Regular Expressions For Extracting Data Rating

Recently, I was working on a review scraper and needed to pull just the rating values out of strings like « 5.0 of 5 bubbles ». Regular expressions proved to be a perfect fit for easily parsing and capturing the data I needed.

Kode

novembre 17, 2023

Regular Expressions to Extract Data rating

The other day I was writing a PHP script to scrape reviews off of some websites to collect ratings data. The reviews contained text like “5.0 of 5 bubbles” that displayed the rating value and the maximum possible rating. My goal was to extract just the rating number and max rating as usable values for each review.

Initially I tried using PHP string functions like substr() and strpos() to cut out pieces of the text. But I quickly realized this would require some ugly string manipulation code that would break easily if the text format changed at all. There had to be a better way!

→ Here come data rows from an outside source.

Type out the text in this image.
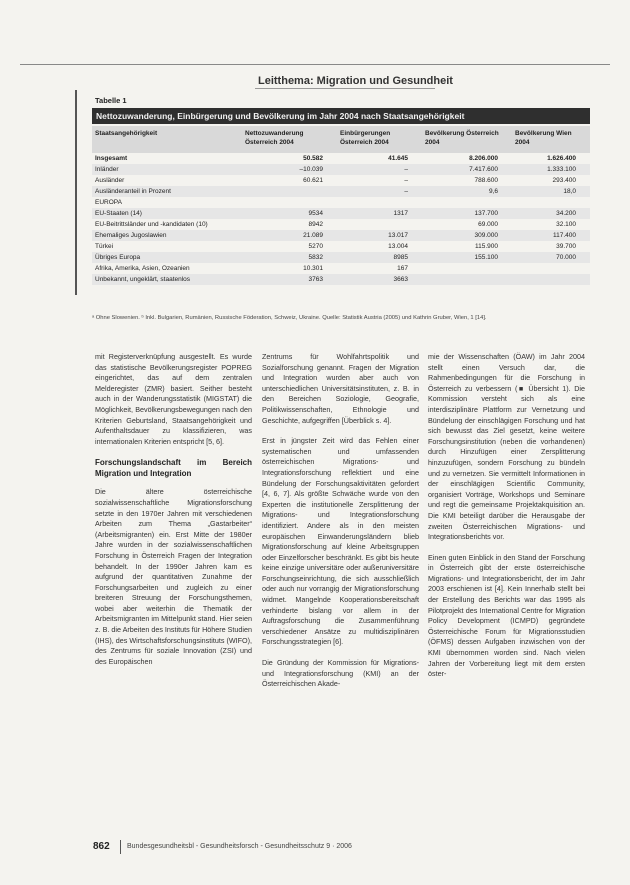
Leitthema: Migration und Gesundheit
Tabelle 1
Nettozuwanderung, Einbürgerung und Bevölkerung im Jahr 2004 nach Staatsangehörigkeit
Staatsangehörigkeit	Nettozuwanderung Österreich 2004	Einbürgerungen Österreich 2004	Bevölkerung Österreich 2004	Bevölkerung Wien 2004
Insgesamt	50.582	41.645	8.206.000	1.626.400
Inländer	–10.039	–	7.417.600	1.333.100
Ausländer	60.621	–	788.600	293.400
Ausländeranteil in Prozent		–	9,6	18,0
EUROPA				
EU-Staaten (14)	9534	1317	137.700	34.200
EU-Beitrittsländer und -kandidaten (10)	8942		69.000	32.100
Ehemaliges Jugoslawien	21.089	13.017	309.000	117.400
Türkei	5270	13.004	115.900	39.700
Übriges Europa	5832	8985	155.100	70.000
Afrika, Amerika, Asien, Ozeanien	10.301	167		
Unbekannt, ungeklärt, staatenlos	3763	3663		
ᵃ Ohne Slowenien. ᵇ Inkl. Bulgarien, Rumänien, Russische Föderation, Schweiz, Ukraine. Quelle: Statistik Austria (2005) und Kathrin Gruber, Wien, 1 [14].

mit Registerverknüpfung ausgestellt. Es wurde das statistische Bevölkerungsregister POPREG eingerichtet, das auf dem zentralen Melderegister (ZMR) basiert. Seither besteht auch in der Wanderungsstatistik (MIGSTAT) die Möglichkeit, Bevölkerungsbewegungen nach den Kriterien Geburtsland, Staatsangehörigkeit und Aufenthaltsdauer zu klassifizieren, was internationalen Kriterien entspricht [5, 6].

Forschungslandschaft im Bereich Migration und Integration

Die ältere österreichische sozialwissenschaftliche Migrationsforschung setzte in den 1970er Jahren mit verschiedenen Arbeiten zum Thema „Gastarbeiter“ (Arbeitsmigranten) ein. Erst Mitte der 1980er Jahre wurden in der sozialwissenschaftlichen Forschung in Österreich Fragen der Integration behandelt. In der 1990er Jahren kam es aufgrund der quantitativen Zunahme der Forschungsarbeiten und zugleich zu einer breiteren Streuung der Forschungsthemen, wobei aber weiterhin die Thematik der Arbeitsmigranten im Mittelpunkt stand. Hier seien z. B. die Arbeiten des Instituts für Höhere Studien (IHS), des Wirtschaftsforschungsinstituts (WIFO), des Zentrums für soziale Innovation (ZSI) und des Europäischen

Zentrums für Wohlfahrtspolitik und Sozialforschung genannt. Fragen der Migration und Integration wurden aber auch von unterschiedlichen Universitätsinstituten, z. B. in den Bereichen Soziologie, Geografie, Politikwissenschaften, Ethnologie und Geschichte, aufgegriffen [Überblick s. 4].

Erst in jüngster Zeit wird das Fehlen einer systematischen und umfassenden österreichischen Migrations- und Integrationsforschung reflektiert und eine Bündelung der Forschungsaktivitäten gefordert [4, 6, 7]. Als größte Schwäche wurde von den Experten die institutionelle Zersplitterung der Migrations- und Integrationsforschung identifiziert. Andere als in den meisten europäischen Einwanderungsländern blieb Migrationsforschung auf kleine Arbeitsgruppen oder Einzelforscher beschränkt. Es gibt bis heute keine einzige universitäre oder außeruniversitäre Forschungseinrichtung, die sich ausschließlich oder auch nur vorrangig der Migrationsforschung widmet. Mangelnde Kooperationsbereitschaft verhinderte bislang vor allem in der Auftragsforschung die Zusammenführung verschiedener Ansätze zu multidisziplinären Forschungsstrategien [6].

Die Gründung der Kommission für Migrations- und Integrationsforschung (KMI) an der Österreichischen Akade-

mie der Wissenschaften (ÖAW) im Jahr 2004 stellt einen Versuch dar, die Rahmenbedingungen für die Forschung in Österreich zu verbessern (■ Übersicht 1). Die Kommission versteht sich als eine interdisziplinäre Plattform zur Vernetzung und Bündelung der einschlägigen Forschung und hat sich bewusst das Ziel gesetzt, keine weitere Forschungsinstitution (neben die vorhandenen) durch Hinzufügen einer Zersplitterung hinzuzufügen, sondern Forschung zu bündeln und zu vernetzen. Sie vermittelt Informationen in der einschlägigen Scientific Community, organisiert Vorträge, Workshops und Seminare und regt die gemeinsame Projektakquisition an. Die KMI beteiligt darüber die Herausgabe der zweiten Österreichischen Migrations- und Integrationsberichts vor.

Einen guten Einblick in den Stand der Forschung in Österreich gibt der erste österreichische Migrations- und Integrationsbericht, der im Jahr 2003 erschienen ist [4]. Kein Innerhalb stellt bei der Erstellung des Berichts war das 1995 als Pilotprojekt des International Centre for Migration Policy Development (ICMPD) gegründete Österreichische Forum für Migrationsstudien (ÖFMS) dessen Aufgaben inzwischen von der KMI übernommen worden sind. Nach vielen Jahren der Vorbereitung liegt mit dem ersten öster-

862 Bundesgesundheitsbl - Gesundheitsforsch - Gesundheitsschutz 9 · 2006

That’s when I remembered regular expressions would be perfect for parsing this kind of text. Regex allows you to search for matches to flexible text patterns instead of exact strings. After some tinkering, I came up with a regex that would nicely capture the rating number and max rating from the strings:

/(\d\.?\d+)\s+of\s+(\d+)\s+bubbles/

Here’s how it works:

(\d.?\d+) – Matches the rating number, which can be an integer or float
\s+ – Matches 1+ whitespace characters
of – Matches the word “of”
\s+ – Matches 1+ whitespace characters
(\d+) – Captures max rating as integers
bubbles – Matches the word “bubbles”

With this regex, I could use PHP’s preg_match function to extract exactly the pieces of data I needed from any review string containing this format. No messy string manipulation required!

The code looked like:

$str = '5.0 of 5 bubbles'; 

preg_match('/(\d\.?\d+)\s+of\s+(\d+)\s+bubbles/', $str, $matches);

$rating = $matches[1]; 
$max = $matches[2];

And voilà! $rating contained the number rating, $max contained the max rating, extracted cleanly from the string in just a couple lines. Regex for the win!

Using regular expressions unlocked an easy way for me to reliably parse out and capture the targeted data I needed from these strings. I could reuse this regex even if the text changed slightly without having to rewrite all my parsing logic. Now that’s coding efficiency and simplicity at its finest!